Contour integral:
# oint_C f(z) = int_-R^R f(w) dw + int_S f(z) dz = 2pi i sum "Res" f(z) #
C anti-clockwise
Note that if C is clockwise, then there is a minus sign in front of # 2pi i sum"Res" f(z) #.
# f(z) = 1/(z+i epsi) #
Poles: # z = -i epsi #
# "Res" f(-i epsi) = lim_(z rarr -i epsi) (z+i epsi) f(z) = 1 #
The path of C is a straight line from -R to R followed by a semi-circle from R to -R in the lower half-plane (since #epsi > 0#).
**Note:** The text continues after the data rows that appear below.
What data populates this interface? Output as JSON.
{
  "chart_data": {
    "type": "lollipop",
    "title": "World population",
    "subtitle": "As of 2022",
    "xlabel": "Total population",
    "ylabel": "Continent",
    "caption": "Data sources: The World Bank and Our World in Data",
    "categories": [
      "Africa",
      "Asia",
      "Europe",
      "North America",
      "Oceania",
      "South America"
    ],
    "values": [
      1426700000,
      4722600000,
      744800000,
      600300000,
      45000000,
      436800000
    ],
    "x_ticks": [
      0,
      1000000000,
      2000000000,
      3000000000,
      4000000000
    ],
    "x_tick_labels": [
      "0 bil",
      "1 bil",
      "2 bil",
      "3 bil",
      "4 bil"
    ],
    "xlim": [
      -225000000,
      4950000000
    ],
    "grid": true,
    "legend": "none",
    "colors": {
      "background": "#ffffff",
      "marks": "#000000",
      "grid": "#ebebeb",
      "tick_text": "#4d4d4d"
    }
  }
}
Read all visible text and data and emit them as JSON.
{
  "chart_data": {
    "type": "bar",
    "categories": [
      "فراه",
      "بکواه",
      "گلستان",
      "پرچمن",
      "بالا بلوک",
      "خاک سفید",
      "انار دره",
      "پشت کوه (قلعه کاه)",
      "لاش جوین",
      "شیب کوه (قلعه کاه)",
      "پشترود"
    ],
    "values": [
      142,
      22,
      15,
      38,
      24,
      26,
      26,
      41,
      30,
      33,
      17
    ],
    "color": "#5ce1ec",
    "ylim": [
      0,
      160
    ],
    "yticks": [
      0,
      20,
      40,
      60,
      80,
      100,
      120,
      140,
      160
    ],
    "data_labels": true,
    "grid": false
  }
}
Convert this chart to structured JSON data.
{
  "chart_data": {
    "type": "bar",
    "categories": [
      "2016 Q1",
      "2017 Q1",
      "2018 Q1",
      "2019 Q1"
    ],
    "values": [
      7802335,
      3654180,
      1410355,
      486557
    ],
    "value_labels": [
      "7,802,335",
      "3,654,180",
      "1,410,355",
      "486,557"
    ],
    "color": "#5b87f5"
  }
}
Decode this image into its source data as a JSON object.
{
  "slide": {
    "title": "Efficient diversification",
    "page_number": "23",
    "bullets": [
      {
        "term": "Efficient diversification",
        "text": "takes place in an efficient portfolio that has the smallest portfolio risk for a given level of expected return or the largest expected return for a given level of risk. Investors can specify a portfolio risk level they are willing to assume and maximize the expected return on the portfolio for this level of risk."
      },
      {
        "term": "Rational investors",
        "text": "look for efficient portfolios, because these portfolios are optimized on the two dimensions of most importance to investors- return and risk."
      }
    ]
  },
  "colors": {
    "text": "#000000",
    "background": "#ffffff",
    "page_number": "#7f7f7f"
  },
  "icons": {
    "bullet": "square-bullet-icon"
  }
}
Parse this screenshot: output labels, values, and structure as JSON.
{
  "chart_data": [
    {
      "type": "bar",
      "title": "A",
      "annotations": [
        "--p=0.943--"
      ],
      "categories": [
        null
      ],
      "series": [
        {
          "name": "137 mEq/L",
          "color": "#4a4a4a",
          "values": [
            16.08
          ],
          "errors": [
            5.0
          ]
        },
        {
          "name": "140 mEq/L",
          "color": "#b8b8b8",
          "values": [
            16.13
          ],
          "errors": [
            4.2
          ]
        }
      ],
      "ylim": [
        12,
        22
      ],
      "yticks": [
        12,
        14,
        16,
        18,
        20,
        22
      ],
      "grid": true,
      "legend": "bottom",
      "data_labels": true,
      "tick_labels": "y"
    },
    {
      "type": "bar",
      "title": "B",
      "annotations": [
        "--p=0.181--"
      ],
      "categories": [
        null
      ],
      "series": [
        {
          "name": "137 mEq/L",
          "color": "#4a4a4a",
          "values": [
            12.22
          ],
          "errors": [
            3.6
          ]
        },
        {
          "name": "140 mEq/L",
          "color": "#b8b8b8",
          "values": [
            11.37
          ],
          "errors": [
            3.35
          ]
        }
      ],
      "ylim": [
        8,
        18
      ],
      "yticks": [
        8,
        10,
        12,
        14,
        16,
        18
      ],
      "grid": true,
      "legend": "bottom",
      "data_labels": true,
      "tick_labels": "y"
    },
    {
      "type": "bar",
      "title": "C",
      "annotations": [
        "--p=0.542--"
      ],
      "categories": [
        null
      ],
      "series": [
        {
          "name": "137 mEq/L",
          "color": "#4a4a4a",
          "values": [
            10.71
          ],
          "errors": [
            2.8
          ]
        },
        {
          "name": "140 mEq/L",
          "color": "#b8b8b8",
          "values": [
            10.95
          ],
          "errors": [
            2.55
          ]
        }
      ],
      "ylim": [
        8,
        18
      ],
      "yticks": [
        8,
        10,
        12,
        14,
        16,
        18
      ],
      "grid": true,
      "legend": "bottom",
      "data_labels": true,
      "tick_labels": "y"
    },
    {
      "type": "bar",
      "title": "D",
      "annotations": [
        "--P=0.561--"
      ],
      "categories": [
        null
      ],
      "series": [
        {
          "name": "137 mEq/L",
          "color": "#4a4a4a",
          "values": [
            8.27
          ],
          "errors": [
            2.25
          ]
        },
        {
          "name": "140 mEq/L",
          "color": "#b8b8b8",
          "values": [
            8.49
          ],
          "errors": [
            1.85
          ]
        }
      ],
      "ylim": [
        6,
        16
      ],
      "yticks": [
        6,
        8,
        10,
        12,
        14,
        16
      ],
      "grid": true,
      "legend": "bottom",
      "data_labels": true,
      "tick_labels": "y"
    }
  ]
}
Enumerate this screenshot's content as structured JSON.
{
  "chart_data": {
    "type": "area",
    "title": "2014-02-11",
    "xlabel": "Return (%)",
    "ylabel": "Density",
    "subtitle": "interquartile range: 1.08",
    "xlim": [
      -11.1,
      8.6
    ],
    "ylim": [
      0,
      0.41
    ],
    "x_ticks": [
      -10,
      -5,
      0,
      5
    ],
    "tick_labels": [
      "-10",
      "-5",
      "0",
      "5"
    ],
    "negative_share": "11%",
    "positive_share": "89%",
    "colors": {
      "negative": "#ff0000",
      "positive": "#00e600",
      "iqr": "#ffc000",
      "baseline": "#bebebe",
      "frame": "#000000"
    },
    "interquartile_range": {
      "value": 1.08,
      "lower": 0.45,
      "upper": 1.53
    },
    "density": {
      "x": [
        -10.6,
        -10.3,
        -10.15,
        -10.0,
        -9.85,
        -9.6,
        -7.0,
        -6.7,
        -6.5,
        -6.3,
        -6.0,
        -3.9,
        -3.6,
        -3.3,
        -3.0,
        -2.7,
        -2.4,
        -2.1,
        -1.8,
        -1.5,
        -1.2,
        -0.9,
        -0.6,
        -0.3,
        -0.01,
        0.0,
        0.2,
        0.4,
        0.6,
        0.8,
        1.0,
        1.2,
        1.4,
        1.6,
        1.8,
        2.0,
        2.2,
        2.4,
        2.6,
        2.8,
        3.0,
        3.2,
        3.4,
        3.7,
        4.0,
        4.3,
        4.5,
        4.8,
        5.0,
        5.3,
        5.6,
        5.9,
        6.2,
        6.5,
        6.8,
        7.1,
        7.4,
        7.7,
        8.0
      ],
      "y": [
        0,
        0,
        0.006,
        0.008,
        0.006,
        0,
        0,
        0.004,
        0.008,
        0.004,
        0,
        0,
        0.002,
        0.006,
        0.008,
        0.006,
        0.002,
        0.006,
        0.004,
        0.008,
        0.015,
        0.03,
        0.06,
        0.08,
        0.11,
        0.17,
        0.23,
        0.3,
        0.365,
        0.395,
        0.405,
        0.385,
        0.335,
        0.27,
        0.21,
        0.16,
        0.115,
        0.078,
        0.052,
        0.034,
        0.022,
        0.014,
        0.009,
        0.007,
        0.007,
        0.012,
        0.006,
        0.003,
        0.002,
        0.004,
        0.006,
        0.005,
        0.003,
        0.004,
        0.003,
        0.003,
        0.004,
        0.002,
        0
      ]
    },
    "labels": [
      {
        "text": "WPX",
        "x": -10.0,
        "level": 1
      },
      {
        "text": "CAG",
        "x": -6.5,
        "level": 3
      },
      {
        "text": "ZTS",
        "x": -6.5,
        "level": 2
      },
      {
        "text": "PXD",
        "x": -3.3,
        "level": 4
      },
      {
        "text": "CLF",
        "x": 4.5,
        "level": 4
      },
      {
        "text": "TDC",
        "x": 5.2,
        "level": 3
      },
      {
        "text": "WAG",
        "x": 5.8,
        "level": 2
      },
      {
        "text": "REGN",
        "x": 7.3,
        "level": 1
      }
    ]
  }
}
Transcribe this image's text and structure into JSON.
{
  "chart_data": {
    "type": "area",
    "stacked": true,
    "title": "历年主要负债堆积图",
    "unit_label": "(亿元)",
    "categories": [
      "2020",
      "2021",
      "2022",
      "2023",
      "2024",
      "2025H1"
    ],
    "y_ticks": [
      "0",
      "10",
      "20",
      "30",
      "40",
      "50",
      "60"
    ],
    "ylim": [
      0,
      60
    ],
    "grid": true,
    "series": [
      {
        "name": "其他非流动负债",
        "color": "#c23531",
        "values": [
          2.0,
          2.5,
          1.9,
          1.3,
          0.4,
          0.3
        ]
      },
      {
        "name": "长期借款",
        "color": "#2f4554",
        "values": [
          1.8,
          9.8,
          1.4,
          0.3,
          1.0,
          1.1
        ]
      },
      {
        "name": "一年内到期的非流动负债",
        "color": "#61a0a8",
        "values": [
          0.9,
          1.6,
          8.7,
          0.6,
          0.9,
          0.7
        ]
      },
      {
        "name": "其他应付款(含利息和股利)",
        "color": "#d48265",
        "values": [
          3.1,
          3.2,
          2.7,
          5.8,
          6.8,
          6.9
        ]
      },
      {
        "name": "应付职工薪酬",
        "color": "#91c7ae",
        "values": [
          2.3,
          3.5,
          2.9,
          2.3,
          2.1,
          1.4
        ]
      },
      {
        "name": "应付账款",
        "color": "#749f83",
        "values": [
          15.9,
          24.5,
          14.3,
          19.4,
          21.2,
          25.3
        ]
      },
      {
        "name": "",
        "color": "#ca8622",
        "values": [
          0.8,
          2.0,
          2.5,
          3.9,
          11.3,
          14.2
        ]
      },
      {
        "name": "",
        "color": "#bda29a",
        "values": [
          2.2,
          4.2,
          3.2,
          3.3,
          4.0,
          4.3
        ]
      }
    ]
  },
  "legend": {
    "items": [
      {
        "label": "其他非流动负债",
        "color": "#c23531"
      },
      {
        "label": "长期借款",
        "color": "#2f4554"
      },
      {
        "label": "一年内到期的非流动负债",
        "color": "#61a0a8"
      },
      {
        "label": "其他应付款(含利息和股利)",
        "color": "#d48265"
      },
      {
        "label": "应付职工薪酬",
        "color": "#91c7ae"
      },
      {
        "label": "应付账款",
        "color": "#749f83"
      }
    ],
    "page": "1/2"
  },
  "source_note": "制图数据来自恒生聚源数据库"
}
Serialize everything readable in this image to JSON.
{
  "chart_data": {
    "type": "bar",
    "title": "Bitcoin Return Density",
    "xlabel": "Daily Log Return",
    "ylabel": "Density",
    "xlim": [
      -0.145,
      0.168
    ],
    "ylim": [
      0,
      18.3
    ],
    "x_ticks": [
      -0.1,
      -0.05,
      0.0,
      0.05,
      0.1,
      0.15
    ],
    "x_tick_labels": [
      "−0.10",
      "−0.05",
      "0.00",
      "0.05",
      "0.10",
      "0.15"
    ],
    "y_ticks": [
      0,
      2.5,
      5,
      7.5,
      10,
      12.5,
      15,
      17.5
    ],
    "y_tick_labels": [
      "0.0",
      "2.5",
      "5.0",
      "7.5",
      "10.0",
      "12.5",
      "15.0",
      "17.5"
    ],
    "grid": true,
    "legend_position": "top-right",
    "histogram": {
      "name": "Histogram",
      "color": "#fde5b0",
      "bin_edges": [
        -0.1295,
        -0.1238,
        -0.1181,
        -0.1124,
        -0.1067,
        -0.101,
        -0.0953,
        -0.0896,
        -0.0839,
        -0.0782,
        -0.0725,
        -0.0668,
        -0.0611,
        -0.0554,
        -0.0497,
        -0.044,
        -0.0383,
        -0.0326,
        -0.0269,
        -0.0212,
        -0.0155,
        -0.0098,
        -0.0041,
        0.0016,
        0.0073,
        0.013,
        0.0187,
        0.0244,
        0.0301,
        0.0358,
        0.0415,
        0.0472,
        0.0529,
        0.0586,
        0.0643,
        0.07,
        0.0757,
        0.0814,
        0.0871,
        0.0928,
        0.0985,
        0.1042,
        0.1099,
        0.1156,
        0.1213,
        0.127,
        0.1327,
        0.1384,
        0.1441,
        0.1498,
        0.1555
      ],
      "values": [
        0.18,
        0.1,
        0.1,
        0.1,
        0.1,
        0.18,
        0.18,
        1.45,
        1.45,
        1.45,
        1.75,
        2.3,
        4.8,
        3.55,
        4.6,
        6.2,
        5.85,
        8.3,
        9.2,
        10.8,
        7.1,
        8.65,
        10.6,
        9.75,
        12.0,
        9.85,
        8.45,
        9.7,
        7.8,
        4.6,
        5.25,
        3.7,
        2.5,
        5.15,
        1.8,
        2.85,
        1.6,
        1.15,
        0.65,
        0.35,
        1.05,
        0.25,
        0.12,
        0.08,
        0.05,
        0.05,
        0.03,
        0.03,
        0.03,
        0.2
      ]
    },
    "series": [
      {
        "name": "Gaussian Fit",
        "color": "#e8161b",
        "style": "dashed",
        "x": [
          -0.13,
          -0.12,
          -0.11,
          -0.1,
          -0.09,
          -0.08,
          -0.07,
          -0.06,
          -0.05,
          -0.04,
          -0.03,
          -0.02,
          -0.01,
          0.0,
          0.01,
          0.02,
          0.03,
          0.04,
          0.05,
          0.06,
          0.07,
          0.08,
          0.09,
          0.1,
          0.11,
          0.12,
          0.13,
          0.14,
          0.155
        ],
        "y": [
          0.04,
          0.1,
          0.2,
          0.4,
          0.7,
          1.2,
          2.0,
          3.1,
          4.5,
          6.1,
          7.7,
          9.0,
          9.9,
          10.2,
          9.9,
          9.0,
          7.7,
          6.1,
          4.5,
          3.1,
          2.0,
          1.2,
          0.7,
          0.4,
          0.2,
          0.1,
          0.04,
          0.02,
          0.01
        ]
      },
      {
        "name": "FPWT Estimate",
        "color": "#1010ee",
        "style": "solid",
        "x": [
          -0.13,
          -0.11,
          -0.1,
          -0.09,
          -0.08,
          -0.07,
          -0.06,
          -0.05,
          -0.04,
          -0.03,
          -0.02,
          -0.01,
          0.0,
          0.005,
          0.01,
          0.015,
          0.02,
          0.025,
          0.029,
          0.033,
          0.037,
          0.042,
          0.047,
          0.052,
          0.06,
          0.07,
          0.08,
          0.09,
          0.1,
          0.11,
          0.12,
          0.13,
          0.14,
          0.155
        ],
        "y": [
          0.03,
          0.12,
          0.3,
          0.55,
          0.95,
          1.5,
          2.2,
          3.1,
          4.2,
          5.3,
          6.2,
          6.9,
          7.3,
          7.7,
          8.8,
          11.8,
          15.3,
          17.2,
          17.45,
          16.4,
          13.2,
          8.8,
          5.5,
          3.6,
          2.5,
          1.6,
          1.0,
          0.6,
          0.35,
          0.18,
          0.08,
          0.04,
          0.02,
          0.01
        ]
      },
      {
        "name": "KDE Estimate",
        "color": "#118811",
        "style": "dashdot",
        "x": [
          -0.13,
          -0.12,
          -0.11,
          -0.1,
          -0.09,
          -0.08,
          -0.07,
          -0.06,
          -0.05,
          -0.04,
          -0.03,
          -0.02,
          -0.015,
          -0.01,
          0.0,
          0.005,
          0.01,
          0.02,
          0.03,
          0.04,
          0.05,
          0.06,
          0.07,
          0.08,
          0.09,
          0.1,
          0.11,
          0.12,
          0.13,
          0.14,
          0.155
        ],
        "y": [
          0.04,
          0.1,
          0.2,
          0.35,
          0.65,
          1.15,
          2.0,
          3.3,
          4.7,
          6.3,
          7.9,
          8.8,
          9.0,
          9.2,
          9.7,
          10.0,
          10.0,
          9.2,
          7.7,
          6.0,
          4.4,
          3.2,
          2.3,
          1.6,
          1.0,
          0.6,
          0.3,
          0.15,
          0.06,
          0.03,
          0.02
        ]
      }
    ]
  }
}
Now the direction of the contour is clockwise:
# lim_(epsi rarr 0^+) int_-R^R f(w) dw = - 2pi i "Res" f(-i epsi) - lim_(epsi rarr 0^+) int_S f(z) dz #
Take: #z = Ae^(itheta) #
# lim_(epsi rarr 0^+) int_S f(z) dz = lim_(epsi rarr 0^+)int_(-pi)^0 (Aie^(itheta))/(Ae^(itheta)+i epsi)d theta = int_(-pi)^0 id theta = pi i #
So: # lim_(epsi rarr 0^+) int_-R^R 1/(w+i epsi) dw = - pi i #